Zé Carioca nascido no Copacabana Palace completa 70 anos

Zé Carioca foi gerado em 1941, no Rio, num salão do Copacabana Palace temporariamente convertido em estúdio de desenho para Disney .

Você não lhe daria mais do que uns 25 anos. Ele é simpático, falante, caloroso e atento a rabos de saia. Já o chamaram até de ­ ­–como se diz mesmo?– uma lenda viva. E, como toda lenda, sem idade. Mas, para quem é bom de aritmética, Zé Carioca, o irresistível papagaio brasileiro criado por Walt Disney, está fazendo 70 anos.

Sim, ele é da turma de 1942, que produziu também Caetano Veloso, Paul McCartney, Paulinho da Viola, Muhammad Ali, Calvin Klein, Clara Nunes, Nara Leão, Lou Reed, Gilberto Gil, Milton Nascimento, Martin Scorsese, Tim Maia, o escritor Lobo Antunes e outros cuja vida e obra são de dar inveja. Para Zé Carioca, não será por falta de coadjuvantes ilustres que ele deixará de brilhar no ano de seu nascimento.

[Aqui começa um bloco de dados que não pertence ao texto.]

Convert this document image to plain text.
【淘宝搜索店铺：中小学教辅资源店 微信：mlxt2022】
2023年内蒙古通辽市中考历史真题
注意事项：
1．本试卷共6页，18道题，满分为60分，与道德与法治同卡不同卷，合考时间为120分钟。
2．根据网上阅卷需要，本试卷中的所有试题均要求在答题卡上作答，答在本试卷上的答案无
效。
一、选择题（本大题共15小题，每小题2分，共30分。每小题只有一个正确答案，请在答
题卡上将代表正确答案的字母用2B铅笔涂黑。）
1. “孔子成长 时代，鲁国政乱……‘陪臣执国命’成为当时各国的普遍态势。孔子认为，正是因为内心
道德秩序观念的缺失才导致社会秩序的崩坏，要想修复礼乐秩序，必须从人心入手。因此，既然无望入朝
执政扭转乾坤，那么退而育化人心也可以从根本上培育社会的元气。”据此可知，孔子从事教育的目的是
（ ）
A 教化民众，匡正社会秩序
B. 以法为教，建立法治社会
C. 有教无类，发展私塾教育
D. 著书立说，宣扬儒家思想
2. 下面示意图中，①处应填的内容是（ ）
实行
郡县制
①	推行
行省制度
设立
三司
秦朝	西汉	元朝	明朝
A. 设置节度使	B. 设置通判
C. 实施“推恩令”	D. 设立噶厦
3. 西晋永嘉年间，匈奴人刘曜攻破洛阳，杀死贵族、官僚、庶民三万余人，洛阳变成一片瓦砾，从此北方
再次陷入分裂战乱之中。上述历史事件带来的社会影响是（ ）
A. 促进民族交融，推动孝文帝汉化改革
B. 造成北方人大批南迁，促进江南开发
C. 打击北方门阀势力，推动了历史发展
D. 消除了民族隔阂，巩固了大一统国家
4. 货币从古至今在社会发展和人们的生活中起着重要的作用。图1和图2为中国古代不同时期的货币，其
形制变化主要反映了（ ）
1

Livre, folgado e feliz, o setentão das histórias em quadrinhos nasceu no Rio, em 1942, e foi transferido para a Disney

Para os que nunca se aprofundaram em sua biografia, aí vão os dados básicos. Zé Carioca foi gerado em 1941, no Rio, num salão do Copacabana Palace temporariamente convertido em estúdio de desenho para Disney e seu pessoal, que colhiam dados para um filme que se passaria aqui e se chamaria “Alô, Amigos”. Disney queria criar um personagem brasileiro para fazê-lo contracenar com seu já famoso pato Donald. E logo encontrou o que procurava: um papagaio.´

Estava habituado à ideia arrogante e agressiva que alguns povos, entre os quais o dele, faziam de si mesmos, identificando-se com aves como águias, condores e falcões. Já o brasileiro, estranhamente, parecia sentir-se mais próximo do papagaio: duro, pobre, folgado, preguiçoso e desempregado –mas safo, quase safado, livre, feliz e capaz de aprender tudo rapidinho, inclusive a enrolar os gringos. As dezenas de piadas de papagaio que contaram a Walt no Copa convenceram-no de que o louro devia ser um herói nacional.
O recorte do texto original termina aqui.